Hexane is a highly flammable liquid and vapor and a dangerous fire risk. Keep away from flames, heat and other sources of ignition. Hexane is an aspiration hazard—it may be fatal if swallowed and enters airways. It also causes skin and eye irritation and may cause drowsiness or dizziness if inhaled. Hexane is a suspected reproductive toxin. Do not use if you are pregnant. Cap the solvent bottle and work with hexane in a fume hood; make sure it is not used near or in the same area as the Bunsen burner used in step 13. Avoid contact of all chemicals with eyes and skin. Wear chemical splash goggles, chemical-resistant gloves and a lab coat or chemical-resistant apron. Wash hands thoroughly with soap and water before leaving the lab.

Procedure

  1. Prepare a boiling water bath for use in step 12: Half-fill a 150-mL beaker with water, add a boiling stone, and heat the beaker on a hot plate at a medium setting.
  2. Label five weighing dishes and obtain 0.2–0.3 g samples of each solid in the appropriate weighing dish. Record the color and appearance of each solid in the data table.
  3. Test the volatility and odor of each solid by wafting any vapors to your nose with your hand. Record all observations in the data table.
  4. Test the conductivity of each solid by touching the wires of the conductivity tester directly to the solid. Record the conductivity of each sample in the data table.
  5. Obtain a 24-well reaction plate and add a small amount of each solid (about the size of a grain of rice) to separate wells A1–A5, in the order shown in the data table.
  6. Add about 20 drops of water to each well. Stir each mixture and observe whether the solid dissolves in water. Record the solubility using the following terms—soluble, partially soluble or insoluble.
  7. For water-soluble substances only: Determine the conductivity of the aqueous solution by placing the wires directly into the liquid. Record the results in the data table.
  8. Label five small test tubes or a ceramic spot plate and add a small amount of each solid, about the size of a grain of rice, to separate test tubes. Place the test tubes in a rack.
  9. Take the test tube rack to the hood and add about 20 drops of hexane to each tube. Stir each mixture and observe whether the solid dissolves in hexane. Record the observations and results.
  10. Discard the contents of the test tubes into a designated flammable waste container as directed by the instructor.

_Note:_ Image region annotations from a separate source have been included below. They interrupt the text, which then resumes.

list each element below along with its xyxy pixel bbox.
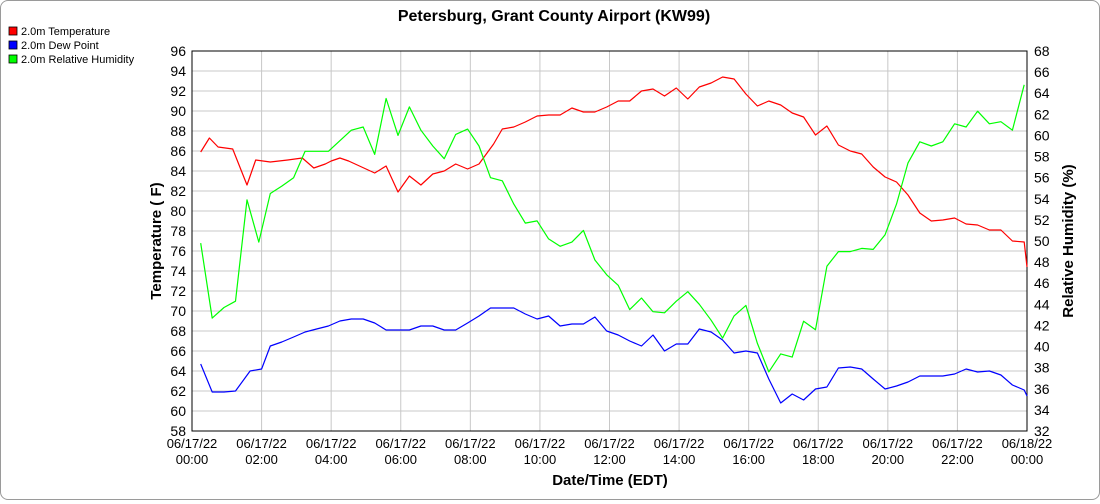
x-tick-time: 08:00 xyxy=(454,452,487,467)
y-tick-label: 76 xyxy=(170,243,186,259)
x-tick-time: 00:00 xyxy=(1011,452,1044,467)
y-tick-label: 78 xyxy=(170,223,186,239)
y2-tick-label: 44 xyxy=(1034,296,1050,312)
y2-tick-label: 48 xyxy=(1034,254,1050,270)
x-tick-time: 02:00 xyxy=(245,452,278,467)
y-tick-label: 88 xyxy=(170,123,186,139)
legend: 2.0m Temperature 2.0m Dew Point 2.0m Relat… xyxy=(8,26,135,66)
x-tick-date: 06/17/22 xyxy=(932,436,983,451)
y2-tick-label: 50 xyxy=(1034,233,1050,249)
y-tick-label: 70 xyxy=(170,303,186,319)
x-tick-time: 20:00 xyxy=(872,452,905,467)
x-tick-time: 04:00 xyxy=(315,452,348,467)
series-line-2-0m-temperature xyxy=(200,76,1028,268)
y2-tick-label: 58 xyxy=(1034,149,1050,165)
plot-area xyxy=(191,50,1028,432)
x-tick-date: 06/17/22 xyxy=(445,436,496,451)
y-tick-label: 82 xyxy=(170,183,186,199)
x-tick-time: 06:00 xyxy=(384,452,417,467)
x-tick-date: 06/17/22 xyxy=(375,436,426,451)
y2-axis-title: Relative Humidity (%) xyxy=(1060,164,1077,317)
y-tick-label: 72 xyxy=(170,283,186,299)
y2-tick-label: 42 xyxy=(1034,317,1050,333)
y2-tick-label: 38 xyxy=(1034,360,1050,376)
y-tick-label: 90 xyxy=(170,103,186,119)
x-tick-date: 06/17/22 xyxy=(236,436,287,451)
legend-label: 2.0m Temperature xyxy=(21,26,110,38)
x-tick-time: 16:00 xyxy=(732,452,765,467)
y-tick-label: 58 xyxy=(170,423,186,439)
x-tick-date: 06/17/22 xyxy=(584,436,635,451)
grid xyxy=(191,50,1028,432)
y2-tick-label: 46 xyxy=(1034,275,1050,291)
x-axis-title: Date/Time (EDT) xyxy=(552,472,668,489)
legend-label: 2.0m Relative Humidity xyxy=(21,54,135,66)
y-tick-label: 86 xyxy=(170,143,186,159)
y2-tick-label: 34 xyxy=(1034,402,1050,418)
series-line-2-0m-relative-humidity xyxy=(200,84,1025,373)
y-tick-label: 92 xyxy=(170,83,186,99)
y-tick-label: 60 xyxy=(170,403,186,419)
y2-tick-label: 32 xyxy=(1034,423,1050,439)
x-tick-date: 06/17/22 xyxy=(654,436,705,451)
x-tick-time: 14:00 xyxy=(663,452,696,467)
series-layer xyxy=(200,76,1028,404)
x-tick-date: 06/17/22 xyxy=(793,436,844,451)
y2-tick-label: 62 xyxy=(1034,106,1050,122)
x-tick-time: 22:00 xyxy=(941,452,974,467)
chart-title: Petersburg, Grant County Airport (KW99) xyxy=(398,8,710,25)
y-tick-label: 62 xyxy=(170,383,186,399)
y2-tick-label: 64 xyxy=(1034,85,1050,101)
y2-tick-label: 54 xyxy=(1034,191,1050,207)
x-tick-date: 06/17/22 xyxy=(723,436,774,451)
y-tick-label: 80 xyxy=(170,203,186,219)
x-tick-date: 06/17/22 xyxy=(167,436,218,451)
y-tick-label: 84 xyxy=(170,163,186,179)
legend-swatch xyxy=(8,26,18,36)
y-tick-label: 94 xyxy=(170,63,186,79)
y-tick-label: 68 xyxy=(170,323,186,339)
x-tick-time: 12:00 xyxy=(593,452,626,467)
x-tick-date: 06/17/22 xyxy=(863,436,914,451)
y2-tick-label: 36 xyxy=(1034,381,1050,397)
x-tick-date: 06/17/22 xyxy=(306,436,357,451)
y2-tick-label: 66 xyxy=(1034,64,1050,80)
x-tick-date: 06/18/22 xyxy=(1002,436,1053,451)
series-line-2-0m-dew-point xyxy=(200,307,1028,404)
y2-tick-label: 52 xyxy=(1034,212,1050,228)
x-tick-time: 10:00 xyxy=(524,452,557,467)
x-tick-time: 18:00 xyxy=(802,452,835,467)
y-tick-label: 96 xyxy=(170,43,186,59)
legend-swatch xyxy=(8,40,18,50)
legend-swatch xyxy=(8,54,18,64)
legend-label: 2.0m Dew Point xyxy=(21,40,99,52)
y2-tick-label: 68 xyxy=(1034,43,1050,59)
x-tick-time: 00:00 xyxy=(176,452,209,467)
y-tick-label: 64 xyxy=(170,363,186,379)
y-tick-label: 74 xyxy=(170,263,186,279)
y2-tick-label: 56 xyxy=(1034,170,1050,186)
y2-tick-label: 60 xyxy=(1034,127,1050,143)
x-tick-date: 06/17/22 xyxy=(515,436,566,451)
y-axis-title: Temperature ( F) xyxy=(148,182,165,299)
x-axis: 06/17/2200:0006/17/2202:0006/17/2204:000… xyxy=(167,436,1053,467)
y-axis-left: 58 60 62 64 66 68 70 72 74 76 78 80 82 84 86 88 90 92 94 96 xyxy=(170,43,186,439)
y-axis-right: 32 34 36 38 40 42 44 46 48 50 52 54 56 58 60 62 64 66 68 xyxy=(1034,43,1050,439)
y-tick-label: 66 xyxy=(170,343,186,359)
y2-tick-label: 40 xyxy=(1034,339,1050,355)
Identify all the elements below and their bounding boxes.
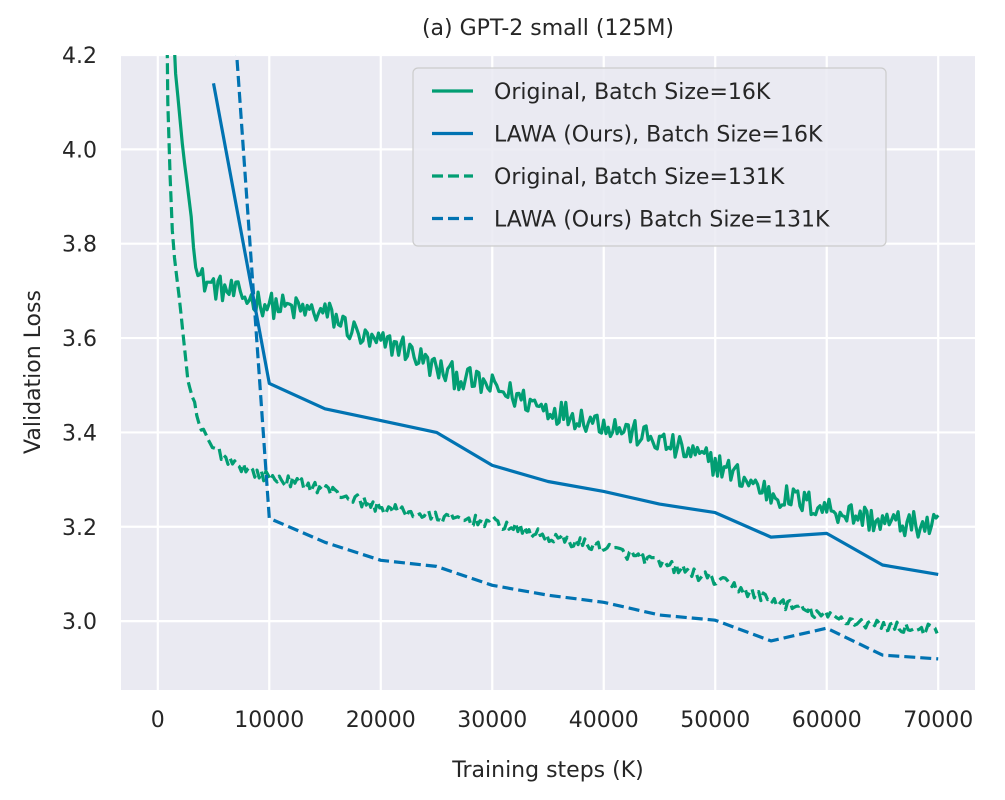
series-line-1	[173, 55, 940, 539]
legend-label: LAWA (Ours) Batch Size=131K	[494, 208, 830, 233]
y-tick-label: 4.2	[62, 44, 97, 69]
x-tick-label: 20000	[346, 708, 416, 733]
x-tick-label: 70000	[903, 708, 973, 733]
x-axis-title: Training steps (K)	[451, 758, 643, 783]
x-tick-label: 60000	[792, 708, 862, 733]
legend: Original, Batch Size=16K LAWA (Ours), Bat…	[412, 67, 887, 247]
y-tick-label: 3.4	[62, 421, 97, 446]
x-tick-label: 10000	[234, 708, 304, 733]
x-tick-label: 50000	[680, 708, 750, 733]
y-tick-label: 3.8	[62, 233, 97, 258]
y-axis-title: Validation Loss	[21, 290, 46, 454]
x-tick-label: 0	[151, 708, 165, 733]
y-tick-label: 3.2	[62, 516, 97, 541]
legend-label: Original, Batch Size=131K	[494, 165, 785, 190]
legend-label: Original, Batch Size=16K	[494, 80, 771, 105]
series-layer	[165, 55, 940, 661]
x-tick-label: 40000	[569, 708, 639, 733]
y-tick-label: 4.0	[62, 138, 97, 163]
chart-title: (a) GPT-2 small (125M)	[422, 16, 674, 41]
legend-label: LAWA (Ours), Batch Size=16K	[494, 123, 823, 148]
y-axis-ticks: 3.0 3.2 3.4 3.6 3.8 4.0 4.2	[62, 44, 97, 635]
x-axis-ticks: 0 10000 20000 30000 40000 50000 60000 70000	[151, 708, 973, 733]
y-tick-label: 3.6	[62, 327, 97, 352]
legend-frame	[412, 67, 887, 247]
series-line-2	[211, 83, 939, 576]
series-line-3	[165, 55, 939, 637]
x-tick-label: 30000	[457, 708, 527, 733]
series-line-4	[235, 55, 939, 661]
y-tick-label: 3.0	[62, 610, 97, 635]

Rinse the test tubes with acetone or another solvent.
  11. Obtain a large, disposable aluminum evaporating dish or Pyrex® watch glass and place a small, pea-sized amount of each solid in separate locations on the dish.
  12. Set the dish on top of the boiling water bath and heat the dish with the solids for 1–2 minutes. Observe whether any of the solids melt and record observations in the data table.
  13. For solids that did not melt at the boiling water bath temperature: Place a small, pea-size amount of each solid in a clean, dry Pyrex test tube. Using a test tube holder, heat the test tube in a burner flame for 1–2 minutes. Record observations in the data table.
  14. Test the brittleness of each solid by placing a small sample in the mortar designated for it. Grind the solid with the pestle. Record observations in the data table.
  15. (Optional) Test the hardness of mineral samples by trying to scratch them with a fingernail, penny and nail. Record observations. Note: Your instructor may distribute a supplementary handout on hardness testing.